Ghost eyed their own claws. Underdeveloped, blunt with overuse. They were never given a chance to grow, not like the Pure Vessel, who was freed from the dark confines of the Abyss just to be thrown into another prison full of golden brilliance and rot.
Was there no fate in which Ghost could win anything?
How much pain do you have to go through before giving up is okay? Ghost silently asked the Lumafly Lantern.
Not even the Radiance answered. Ghost understood. No one ever answered their questions. Ghost understood the message behind the neglect.
Not worth my time.
***
Another miss. Another failed parry. Another death.
Another hunt that ended in dark stains on Ghost’s nail.
They left their reclaimed Geo behind. It had no use to them. Not anymore.
How much pain do you have to go through before giving up is okay?
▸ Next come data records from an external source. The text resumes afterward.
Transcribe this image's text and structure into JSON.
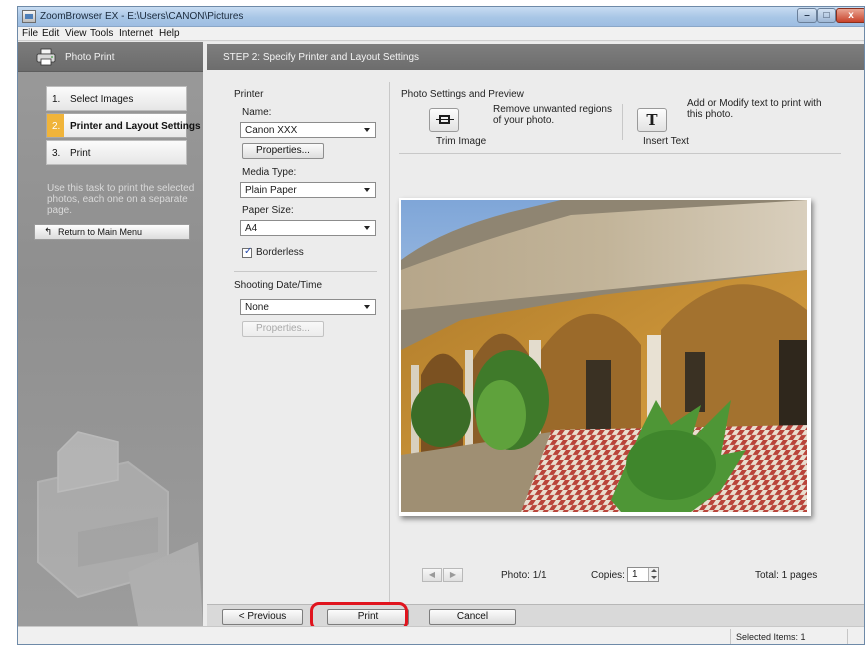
{
  "window": {
    "title": "ZoomBrowser EX  -  E:\\Users\\CANON\\Pictures",
    "controls": {
      "minimize": "–",
      "maximize": "□",
      "close": "x"
    }
  },
  "menu": [
    "File",
    "Edit",
    "View",
    "Tools",
    "Internet",
    "Help"
  ],
  "left_panel": {
    "title": "Photo Print",
    "steps": [
      {
        "num": "1.",
        "label": "Select Images"
      },
      {
        "num": "2.",
        "label": "Printer and Layout Settings"
      },
      {
        "num": "3.",
        "label": "Print"
      }
    ],
    "active_step": 2,
    "description": "Use this task to print the selected photos, each one on a separate page.",
    "return_button": "Return to Main Menu"
  },
  "main": {
    "step_title": "STEP 2: Specify Printer and Layout Settings",
    "printer": {
      "section": "Printer",
      "name_label": "Name:",
      "name_value": "Canon XXX",
      "properties_button": "Properties...",
      "media_label": "Media Type:",
      "media_value": "Plain Paper",
      "paper_label": "Paper Size:",
      "paper_value": "A4",
      "borderless_label": "Borderless",
      "borderless_checked": true
    },
    "shooting": {
      "section": "Shooting Date/Time",
      "value": "None",
      "properties_button": "Properties..."
    },
    "photo_settings": {
      "section": "Photo Settings and Preview",
      "trim_desc": "Remove unwanted regions of your photo.",
      "trim_label": "Trim Image",
      "text_desc": "Add or Modify text to print with this photo.",
      "text_label": "Insert Text"
    },
    "preview_nav": {
      "prev": "◀",
      "next": "▶",
      "photo_counter": "Photo: 1/1",
      "copies_label": "Copies:",
      "copies_value": "1",
      "total_pages": "Total: 1 pages"
    },
    "buttons": {
      "previous": "< Previous",
      "print": "Print",
      "cancel": "Cancel"
    }
  },
  "status": {
    "selected": "Selected Items: 1"
  },
  "colors": {
    "highlight": "#e0141e",
    "active_step": "#f0b43a",
    "panel": "#959595"
  }
}
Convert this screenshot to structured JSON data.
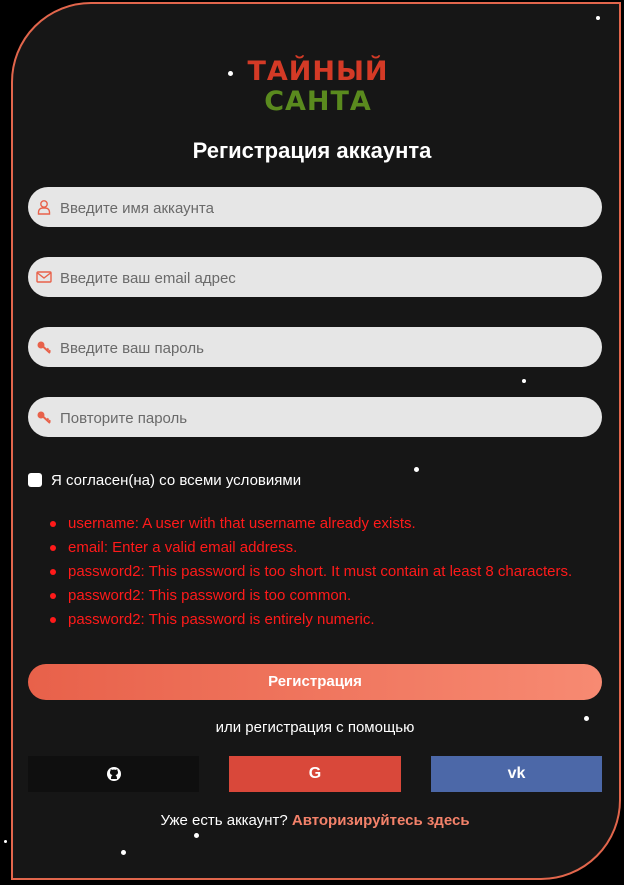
{
  "logo": {
    "line1": "ТАЙНЫЙ",
    "line2": "САНТА"
  },
  "title": "Регистрация аккаунта",
  "fields": {
    "username": {
      "placeholder": "Введите имя аккаунта",
      "icon": "user-icon"
    },
    "email": {
      "placeholder": "Введите ваш email адрес",
      "icon": "envelope-icon"
    },
    "password": {
      "placeholder": "Введите ваш пароль",
      "icon": "key-icon"
    },
    "password2": {
      "placeholder": "Повторите пароль",
      "icon": "key-icon"
    }
  },
  "agree_label": "Я согласен(на) со всеми условиями",
  "errors": [
    "username: A user with that username already exists.",
    "email: Enter a valid email address.",
    "password2: This password is too short. It must contain at least 8 characters.",
    "password2: This password is too common.",
    "password2: This password is entirely numeric."
  ],
  "submit_label": "Регистрация",
  "alt_text": "или регистрация с помощью",
  "social": {
    "github": {
      "icon": "github-icon",
      "glyph": "◉"
    },
    "google": {
      "icon": "google-icon",
      "glyph": "G"
    },
    "vk": {
      "icon": "vk-icon",
      "glyph": "vk"
    }
  },
  "login": {
    "question": "Уже есть аккаунт?",
    "link": "Авторизируйтесь здесь"
  },
  "colors": {
    "accent": "#e8614a",
    "error": "#ff1a1a",
    "card_bg": "#161616",
    "google": "#d9483a",
    "vk": "#4c68a8"
  }
}
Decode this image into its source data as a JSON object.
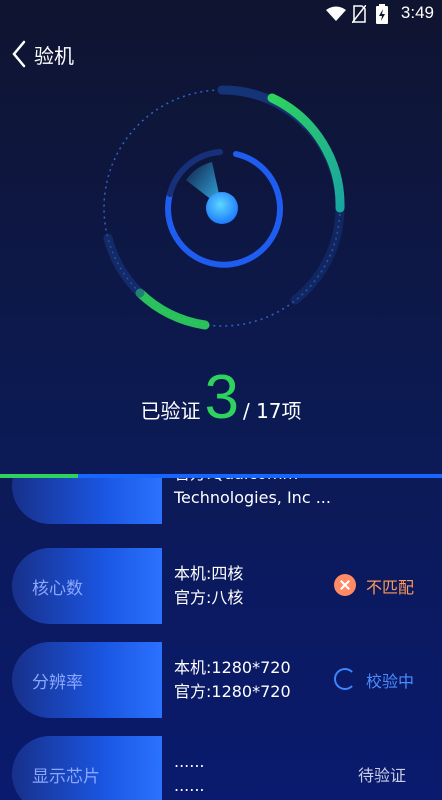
{
  "status_bar": {
    "time": "3:49",
    "icons": [
      "wifi-icon",
      "no-sim-icon",
      "battery-charging-icon"
    ]
  },
  "header": {
    "title": "验机",
    "back_icon": "chevron-left-icon"
  },
  "summary": {
    "prefix": "已验证",
    "count": "3",
    "suffix": "/ 17项",
    "progress_fraction": 0.176
  },
  "colors": {
    "accent_green": "#2ed35e",
    "accent_blue": "#1766ff",
    "mismatch_orange": "#ff9a5a"
  },
  "items": [
    {
      "label": "",
      "line1": "官方:Qualcomm",
      "line2": "Technologies, Inc ...",
      "status_text": "",
      "status": "partial"
    },
    {
      "label": "核心数",
      "line1": "本机:四核",
      "line2": "官方:八核",
      "status_text": "不匹配",
      "status": "mismatch"
    },
    {
      "label": "分辨率",
      "line1": "本机:1280*720",
      "line2": "官方:1280*720",
      "status_text": "校验中",
      "status": "checking"
    },
    {
      "label": "显示芯片",
      "line1": "......",
      "line2": "......",
      "status_text": "待验证",
      "status": "pending"
    }
  ]
}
Ghost had found the answer.
They should have given up long ago.
They stood at the top of the Abyss, recalling the fates of their kin, all those years ago, desperately trying to climb out of the dark, to be free.
They now knew that there was no such thing as freedom. Not for them. Not for any of them.
The floor of the Abyss was paved with the faces of the dead. The faces of those who never got to live, and never would live.
One more wouldn’t make a difference.
Ghost gave up.
They jumped.
And as their mask and shell shattered upon impact, they felt nothing but relief as the Void reclaimed them.